A lo largo de la historia de Roma el matrimonio, sobre todo entre las clases aristocráticas, fue un aspecto muy importante de la vida pública. En muchos, en la mayoría de los casos, lo de menos era el amor o que la pareja se gustase. La verdadera importancia de estos enlaces era el prestigio de las familias y las alianzas políticas. Sin embargo ello no impedía que se celebrase una emotiva ceremonia para festejar la unión.
La edad para contraer matrimonio variaba en las chicas, y oscilaba entre los doce y los dieciséis años, mientras que para los varones la edad media era los dieciocho, aunque en ocasiones, los que aspiraban a ser senadores, se esperaban a ocupar su primera magistratura, en torno a los veinticuatro años.
Había varias formas de enlace aunque la mayoría cayeron en desuso con el fin de la República. La celebración más común durante el Imperio guardaba algunas similitudes con las bodas actuales, como la entrega de anillos o la pronunciación de una pequeña fórmula. Sin embargo la ceremonia de casamiento como tal no era ninguna obligación, ya que el enlace propiamente dicho no era más que una especie de alianza entre dos familias.
La noche antes de la boda la novia se recogía el pelo con una redecilla de color rojo o anaranjado. Al día siguiente, de acuerdo a las costumbres, se la vestía para ocasión. El atuendo consistía en una sencilla túnica recta de color blanco que se sujetaba mediante un cinturón con dos nudos, llamado cingulum herculeum. Encima de la túnica, la novia se ponía un gran manto conocido como palla, que normalmente era de color naranja o similar, a juego con las sandalias.
El peinado era similar al que lucían las sacerdotisas de Vesta y decorado además con cintas. La parte superior del rostro se cubría con un velo naranja y, por último, se le colocaba una corona, que por lo general estaba confeccionada con flores de naranjo.
Así vestida recibía al novio y, en compañía de las familias y amigos, se realizaba un sacrificio, por lo general de un cerdo.
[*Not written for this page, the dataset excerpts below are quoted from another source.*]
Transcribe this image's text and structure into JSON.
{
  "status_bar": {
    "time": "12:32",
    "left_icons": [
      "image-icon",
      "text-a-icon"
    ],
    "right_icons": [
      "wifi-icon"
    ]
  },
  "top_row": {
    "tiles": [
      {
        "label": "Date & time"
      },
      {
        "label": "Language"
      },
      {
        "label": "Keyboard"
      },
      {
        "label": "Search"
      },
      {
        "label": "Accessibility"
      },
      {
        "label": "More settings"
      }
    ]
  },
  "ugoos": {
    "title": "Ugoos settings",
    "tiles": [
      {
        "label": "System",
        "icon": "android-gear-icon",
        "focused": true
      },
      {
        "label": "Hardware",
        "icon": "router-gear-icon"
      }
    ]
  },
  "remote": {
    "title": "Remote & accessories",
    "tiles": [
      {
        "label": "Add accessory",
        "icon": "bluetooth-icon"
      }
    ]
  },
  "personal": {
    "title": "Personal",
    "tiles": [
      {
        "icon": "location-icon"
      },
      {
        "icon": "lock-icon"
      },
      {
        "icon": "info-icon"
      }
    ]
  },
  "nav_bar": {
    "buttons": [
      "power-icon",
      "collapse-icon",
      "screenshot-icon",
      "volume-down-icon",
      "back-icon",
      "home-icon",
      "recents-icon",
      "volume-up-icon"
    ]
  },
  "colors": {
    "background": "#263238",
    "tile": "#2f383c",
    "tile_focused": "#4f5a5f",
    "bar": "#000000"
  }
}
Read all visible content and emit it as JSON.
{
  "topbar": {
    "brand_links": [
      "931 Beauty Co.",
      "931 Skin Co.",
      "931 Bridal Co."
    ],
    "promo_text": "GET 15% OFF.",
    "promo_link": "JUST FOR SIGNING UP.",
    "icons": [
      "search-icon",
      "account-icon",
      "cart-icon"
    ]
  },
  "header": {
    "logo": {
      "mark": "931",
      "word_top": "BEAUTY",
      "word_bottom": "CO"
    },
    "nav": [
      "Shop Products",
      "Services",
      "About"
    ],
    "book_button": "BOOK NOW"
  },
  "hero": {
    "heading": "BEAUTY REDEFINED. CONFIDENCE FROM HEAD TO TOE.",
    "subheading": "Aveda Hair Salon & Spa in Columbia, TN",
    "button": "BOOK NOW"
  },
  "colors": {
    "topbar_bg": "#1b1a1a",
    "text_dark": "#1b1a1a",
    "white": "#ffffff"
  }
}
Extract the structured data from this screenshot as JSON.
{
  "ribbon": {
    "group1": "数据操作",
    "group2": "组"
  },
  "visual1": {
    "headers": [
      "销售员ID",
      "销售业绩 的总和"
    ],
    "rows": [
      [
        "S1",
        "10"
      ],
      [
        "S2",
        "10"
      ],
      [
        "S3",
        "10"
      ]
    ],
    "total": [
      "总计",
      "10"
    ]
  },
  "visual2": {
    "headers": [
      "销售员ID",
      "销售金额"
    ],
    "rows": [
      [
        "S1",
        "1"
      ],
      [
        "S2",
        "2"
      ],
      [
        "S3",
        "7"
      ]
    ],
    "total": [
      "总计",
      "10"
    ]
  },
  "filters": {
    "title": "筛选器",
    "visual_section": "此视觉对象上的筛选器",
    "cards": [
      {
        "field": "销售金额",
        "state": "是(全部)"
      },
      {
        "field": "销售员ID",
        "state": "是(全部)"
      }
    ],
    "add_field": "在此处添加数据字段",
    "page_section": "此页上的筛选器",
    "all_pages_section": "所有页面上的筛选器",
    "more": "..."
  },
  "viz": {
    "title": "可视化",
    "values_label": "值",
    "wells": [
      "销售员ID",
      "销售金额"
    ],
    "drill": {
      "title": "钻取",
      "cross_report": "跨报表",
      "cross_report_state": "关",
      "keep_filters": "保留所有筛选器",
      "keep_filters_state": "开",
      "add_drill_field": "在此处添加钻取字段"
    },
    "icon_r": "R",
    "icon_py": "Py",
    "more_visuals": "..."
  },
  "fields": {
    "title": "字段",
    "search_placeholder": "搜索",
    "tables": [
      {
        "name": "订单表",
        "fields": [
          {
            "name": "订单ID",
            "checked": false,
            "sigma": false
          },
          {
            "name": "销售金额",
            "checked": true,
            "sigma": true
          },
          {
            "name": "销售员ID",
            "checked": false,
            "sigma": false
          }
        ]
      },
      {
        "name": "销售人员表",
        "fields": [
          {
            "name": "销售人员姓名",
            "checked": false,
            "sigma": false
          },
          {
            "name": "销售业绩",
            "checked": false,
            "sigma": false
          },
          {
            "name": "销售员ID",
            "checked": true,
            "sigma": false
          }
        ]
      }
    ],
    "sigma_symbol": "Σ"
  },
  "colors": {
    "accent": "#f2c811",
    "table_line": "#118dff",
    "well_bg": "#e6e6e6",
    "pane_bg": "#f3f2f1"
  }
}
Tras ello, diez testigos, seleccionados entre los asistentes de las dos partes, procedían a poner su sello en el contrato matrimonial.
Un auspex examinaba las entrañas del animal sacrificado para certificar que los dioses estaban de acuerdo con el enlace, si encontraba algo extraño, la unión entre la pareja no era válida.
Si todo estaba bien, durante la ceremonia el novio hacía entrega a la novia de varios regalos, entre ellos un anillo, como recuerdo de un viejo ritual de entrega de arras. Colocaba el anillo en el dedo anular, que precisamente toma el nombre de este acto, el dedo annularius. Se escogía este dedo porque del mismo parte un nervio que conecta directamente con el corazón, según explicaba un médico de la época. Poner ahí el anillo de boda simbolizaba la unión y el amor de la pareja.
Tras ello la pareja pronunciaba una especia de fórmula para que sus vidas quedasen entrelazadas. La fórmula era la siguiente: “Ubi tu Gaius, ego Gaia” [Dónde tú Gayo, yo seré Gaya]
Después de esta ceremonia se celebraba una fiesta que solía prolongarse hasta el anochecer. El novio interpretaba entonces el secuestro de la novia arrancándola de los brazos de su madre y la llevaba por las calles en dirección a su casa, el nuevo hogar en el que ella residiría. Durante el trayecto iba acompañado por un pequeño cortejo musical y unos portadores de antorchas. También era común que les arrojasen nueces que simbolizaban una unión alegre y fecunda.
Toda la casa estaba engalanada para la ocasión y los acompañantes del marido, una especie de padrinos, hacían pasar a la joven en volandas para evitar que sus pies tocasen el suelo de su nueva residencia. Ya dentro, el esposo ofrecía a su mujer fuego y agua y a continuación era guiada hasta el lecho nupcial. Una vez allí los invitados se retiraban y el marido procedía a desvestirla. Le quitaba el manto y le deshacía el nodus herculeus del cinturón que sujetaba la túnica. Después ocurría lo que suele llamarse…la noche de bodas.
Como vemos, la entrega de un anillo, la pronunciación de fórmulas o la presencia de padrinos y hasta de damas de honor en ocasiones, es bastante similar a las costumbres de las bodas actuales. Muchos de estos aspectos se mantuvieron a pesar de la llegada del cristianismo y se adaptaron para que fueran a favor de las creencias de la nueva religión.